Figure 7—figure supplement 1.. Plasma lipids from the independent second patient cohort.

Log10-transformed concentrations of the analyzed lipid mediators presented as violin plots showing the probability density distribution of the variables. The single data points are shown as dots on overlaid on the violin plots. The presentation of the data has been arbitrarily split into two panels to enhance visibility. Sampling day 1 represents the timepoint before starting chemotherapy. Sampling day 2 represents the timepoint after six cycles of paclitaxel chemotherapy. The figure has been created using the R software package (version 4.1.2 for Linux; http://CRAN.R-project.org/ 1) and the R library ‘ggplot2’ (https://cran.r-project.org/package=ggplot2 2).

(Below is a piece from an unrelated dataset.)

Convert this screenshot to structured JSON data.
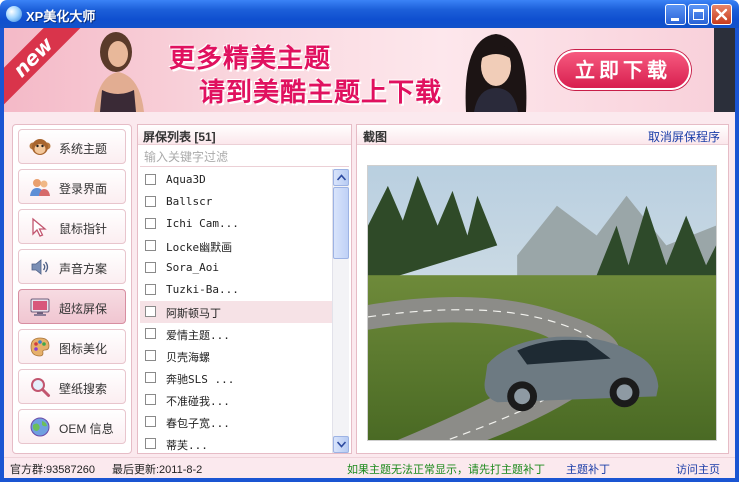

Figure 8.. Sphingolipids and Ceramides (SPT: Serine palmitoyl-transferase; 3KR: 3-ketosphinganine reductase; SPHK: Sphingosine kinase; CerS: Ceramide synthase; DEGS: Dihydroceramide desaturase, GlCerS: Glucosylceramide synthase; LacCerS: Lactosylceramide synthase; SMS: Sphingomyelin synthase; CDase: Ceramidase).

Structures were drawn with ChemDraw 20.